Un autor que empezó contando cuentos en voz baja
Noah Boreal firma con nombre prestado. Detrás hay un lector obstinado que pasó demasiados años leyéndoles a sus hijos historias que casi le gustaban del todo, hasta que decidió escribir la que le faltaba.
De ese impulso doméstico nació Fraguania: un reino minucioso, con su geografía, sus criaturas, sus reglas de luz y sombra. Un lugar concebido para leerse en voz alta, junto a alguien pequeño, en una habitación en penumbra.
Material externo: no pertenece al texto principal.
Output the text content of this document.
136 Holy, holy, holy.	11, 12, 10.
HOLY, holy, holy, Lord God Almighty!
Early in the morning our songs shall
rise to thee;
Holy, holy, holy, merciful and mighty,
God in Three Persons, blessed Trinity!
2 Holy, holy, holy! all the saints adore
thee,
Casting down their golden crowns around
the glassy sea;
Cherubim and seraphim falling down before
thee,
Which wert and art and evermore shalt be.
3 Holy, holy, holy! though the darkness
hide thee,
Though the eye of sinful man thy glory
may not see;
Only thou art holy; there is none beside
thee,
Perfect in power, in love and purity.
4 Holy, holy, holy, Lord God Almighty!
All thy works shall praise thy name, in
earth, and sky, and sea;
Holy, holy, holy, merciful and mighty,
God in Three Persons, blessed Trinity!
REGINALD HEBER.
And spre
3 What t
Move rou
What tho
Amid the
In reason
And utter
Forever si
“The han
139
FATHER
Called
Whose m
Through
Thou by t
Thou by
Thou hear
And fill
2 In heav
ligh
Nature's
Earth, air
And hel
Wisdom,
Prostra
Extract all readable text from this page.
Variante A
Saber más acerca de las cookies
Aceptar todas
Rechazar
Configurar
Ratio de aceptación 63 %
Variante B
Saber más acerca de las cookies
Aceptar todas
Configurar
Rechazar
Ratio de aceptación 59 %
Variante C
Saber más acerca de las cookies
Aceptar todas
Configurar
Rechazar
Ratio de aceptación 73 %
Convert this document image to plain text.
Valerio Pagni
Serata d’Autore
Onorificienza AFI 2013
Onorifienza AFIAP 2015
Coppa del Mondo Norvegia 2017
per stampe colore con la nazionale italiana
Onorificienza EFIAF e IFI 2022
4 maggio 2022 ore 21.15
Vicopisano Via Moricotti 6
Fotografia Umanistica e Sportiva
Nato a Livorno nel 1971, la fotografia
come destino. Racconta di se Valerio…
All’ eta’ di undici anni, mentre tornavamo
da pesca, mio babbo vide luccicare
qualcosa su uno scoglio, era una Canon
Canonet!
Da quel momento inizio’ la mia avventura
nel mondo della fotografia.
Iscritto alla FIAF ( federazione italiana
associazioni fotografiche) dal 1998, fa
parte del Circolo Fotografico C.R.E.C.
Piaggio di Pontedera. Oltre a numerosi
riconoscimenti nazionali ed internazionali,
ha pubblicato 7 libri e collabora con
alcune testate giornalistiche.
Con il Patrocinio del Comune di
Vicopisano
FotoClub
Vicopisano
"No escribo para niños. Escribo como si un niño fuera a preguntarme, al día siguiente, si aquello que contaba era verdad."
La saga de Fraguania
Noah, Duna y la Mina de Lumbre es la primera pieza de una saga pensada como un mapa que se va desplegando. Cada libro añade una comarca, un personaje, un secreto. Y todos comparten una obsesión: la luz como materia moral, no como decoración.
El segundo volumen, La Puerta Dorada, está previsto para finales de 2026. Habrá otros después.
Cómo trabaja
Escribe a mano las primeras versiones, en cuadernos de tapa dura. Dibuja mapas antes de escribir capítulos. Y no publica nada que no haya leído antes en voz alta, al menos tres veces, sin tropezar.
Cree que un libro para niños es, en realidad, un libro para dos: uno que lee y otro que escucha. Y que la única obligación de un autor es no traicionar a ninguno de los dos.